Since her 2009 appointment by President Obama, Robinson administered $2.7 billion in stimulus money, including an array of grants to support women, American Indians, and Alaska natives. "With the attorney general's support," Robinson said in the statement, "we have made real progress in building strong partnerships with law enforcement and other parts of the state, local and tribal criminal and juvenile justice field." She added that DOJ has "made it a priority to ensure OJP's grant process is fair, accessible to our stakeholders, and accountable to Congress and the public in terms of managing scarce federal dollars."
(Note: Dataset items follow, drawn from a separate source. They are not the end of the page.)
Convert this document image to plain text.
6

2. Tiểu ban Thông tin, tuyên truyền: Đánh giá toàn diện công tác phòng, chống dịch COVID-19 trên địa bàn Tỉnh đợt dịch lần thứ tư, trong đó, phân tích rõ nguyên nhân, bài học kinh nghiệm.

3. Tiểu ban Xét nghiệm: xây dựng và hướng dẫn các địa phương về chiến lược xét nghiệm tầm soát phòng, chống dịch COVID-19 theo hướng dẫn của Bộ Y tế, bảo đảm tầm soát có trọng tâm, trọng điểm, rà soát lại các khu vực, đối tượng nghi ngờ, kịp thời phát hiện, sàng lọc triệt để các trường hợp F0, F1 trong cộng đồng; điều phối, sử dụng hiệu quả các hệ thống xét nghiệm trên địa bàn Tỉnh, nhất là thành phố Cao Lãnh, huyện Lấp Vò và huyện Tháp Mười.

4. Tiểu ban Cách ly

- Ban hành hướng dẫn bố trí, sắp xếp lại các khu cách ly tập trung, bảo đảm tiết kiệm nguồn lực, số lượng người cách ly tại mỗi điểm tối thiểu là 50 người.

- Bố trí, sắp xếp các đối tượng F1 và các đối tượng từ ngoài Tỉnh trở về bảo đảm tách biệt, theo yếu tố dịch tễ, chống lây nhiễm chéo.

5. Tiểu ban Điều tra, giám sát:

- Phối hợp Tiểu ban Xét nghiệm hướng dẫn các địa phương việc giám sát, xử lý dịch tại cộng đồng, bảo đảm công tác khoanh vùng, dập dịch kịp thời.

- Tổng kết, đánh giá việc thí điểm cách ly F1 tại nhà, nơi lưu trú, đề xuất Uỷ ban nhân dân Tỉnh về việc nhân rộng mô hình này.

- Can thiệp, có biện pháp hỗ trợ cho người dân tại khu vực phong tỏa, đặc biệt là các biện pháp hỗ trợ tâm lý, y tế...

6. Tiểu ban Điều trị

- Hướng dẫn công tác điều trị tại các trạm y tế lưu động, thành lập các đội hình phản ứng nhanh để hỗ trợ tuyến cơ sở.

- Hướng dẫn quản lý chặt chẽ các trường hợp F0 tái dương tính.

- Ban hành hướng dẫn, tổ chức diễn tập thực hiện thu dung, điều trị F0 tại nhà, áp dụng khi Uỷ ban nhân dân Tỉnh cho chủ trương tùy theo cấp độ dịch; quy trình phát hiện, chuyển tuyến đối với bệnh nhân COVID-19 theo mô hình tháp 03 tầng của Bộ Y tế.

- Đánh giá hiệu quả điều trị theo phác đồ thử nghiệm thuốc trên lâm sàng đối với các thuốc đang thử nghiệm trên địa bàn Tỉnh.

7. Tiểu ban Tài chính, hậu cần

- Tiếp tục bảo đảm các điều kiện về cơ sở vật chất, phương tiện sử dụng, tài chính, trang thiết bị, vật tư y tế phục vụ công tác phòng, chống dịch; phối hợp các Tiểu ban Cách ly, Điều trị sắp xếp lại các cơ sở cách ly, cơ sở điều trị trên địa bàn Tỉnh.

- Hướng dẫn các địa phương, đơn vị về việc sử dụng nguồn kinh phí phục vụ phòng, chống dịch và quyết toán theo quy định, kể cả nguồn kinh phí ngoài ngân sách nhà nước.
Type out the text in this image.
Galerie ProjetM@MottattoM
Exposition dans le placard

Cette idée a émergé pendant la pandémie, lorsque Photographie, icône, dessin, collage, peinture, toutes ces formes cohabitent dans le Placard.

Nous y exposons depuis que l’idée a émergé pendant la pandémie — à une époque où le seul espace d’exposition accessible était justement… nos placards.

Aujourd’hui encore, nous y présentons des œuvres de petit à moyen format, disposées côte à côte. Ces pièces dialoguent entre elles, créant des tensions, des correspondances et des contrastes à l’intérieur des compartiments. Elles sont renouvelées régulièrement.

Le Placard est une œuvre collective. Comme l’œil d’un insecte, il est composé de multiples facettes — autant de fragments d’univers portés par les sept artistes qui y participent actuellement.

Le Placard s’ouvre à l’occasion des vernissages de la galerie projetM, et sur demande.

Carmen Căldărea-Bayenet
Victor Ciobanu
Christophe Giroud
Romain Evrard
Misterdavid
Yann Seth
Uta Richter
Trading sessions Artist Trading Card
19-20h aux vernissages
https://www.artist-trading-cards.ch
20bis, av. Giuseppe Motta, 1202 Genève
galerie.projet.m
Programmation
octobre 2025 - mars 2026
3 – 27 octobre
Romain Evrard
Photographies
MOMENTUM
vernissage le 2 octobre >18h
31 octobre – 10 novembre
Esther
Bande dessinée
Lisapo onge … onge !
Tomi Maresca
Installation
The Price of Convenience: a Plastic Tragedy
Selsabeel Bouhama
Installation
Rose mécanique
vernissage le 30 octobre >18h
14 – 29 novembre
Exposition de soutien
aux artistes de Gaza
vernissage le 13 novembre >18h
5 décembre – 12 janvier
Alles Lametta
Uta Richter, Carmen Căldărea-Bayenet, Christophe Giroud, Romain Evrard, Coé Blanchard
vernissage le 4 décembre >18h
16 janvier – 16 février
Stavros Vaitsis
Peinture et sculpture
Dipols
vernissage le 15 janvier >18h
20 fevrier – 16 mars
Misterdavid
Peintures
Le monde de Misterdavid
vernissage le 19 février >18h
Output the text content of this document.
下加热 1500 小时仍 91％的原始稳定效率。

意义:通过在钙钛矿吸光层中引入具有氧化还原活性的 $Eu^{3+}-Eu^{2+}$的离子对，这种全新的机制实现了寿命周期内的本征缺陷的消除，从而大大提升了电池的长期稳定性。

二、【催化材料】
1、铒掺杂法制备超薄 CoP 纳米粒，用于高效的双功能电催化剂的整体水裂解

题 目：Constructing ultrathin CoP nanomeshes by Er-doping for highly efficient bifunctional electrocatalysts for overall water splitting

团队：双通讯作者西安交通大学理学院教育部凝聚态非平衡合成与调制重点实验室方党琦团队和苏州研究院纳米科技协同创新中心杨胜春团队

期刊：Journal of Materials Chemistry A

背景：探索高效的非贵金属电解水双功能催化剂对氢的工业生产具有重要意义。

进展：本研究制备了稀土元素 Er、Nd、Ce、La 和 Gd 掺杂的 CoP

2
Robinson's departure comes as DOJ leadership faces strong criticism over Operation Fast and Furious, in which United States government officials intentionally allowed Mexican drug cartels to purchase weapons from American gun stores. The scandal exploded when a U.S. Border Patrol Agent was murdered with a weapon obtained through Operation Fast and Furious.
Holder has testified before Congress multiple times regarding Operation Fast and Furious. He has been invited to return to Congress for another hearing before the House Oversight and Government Reform Committee, which hopes to ask him about the "flaws in the management structure" at DOJ that resulted in the scandal.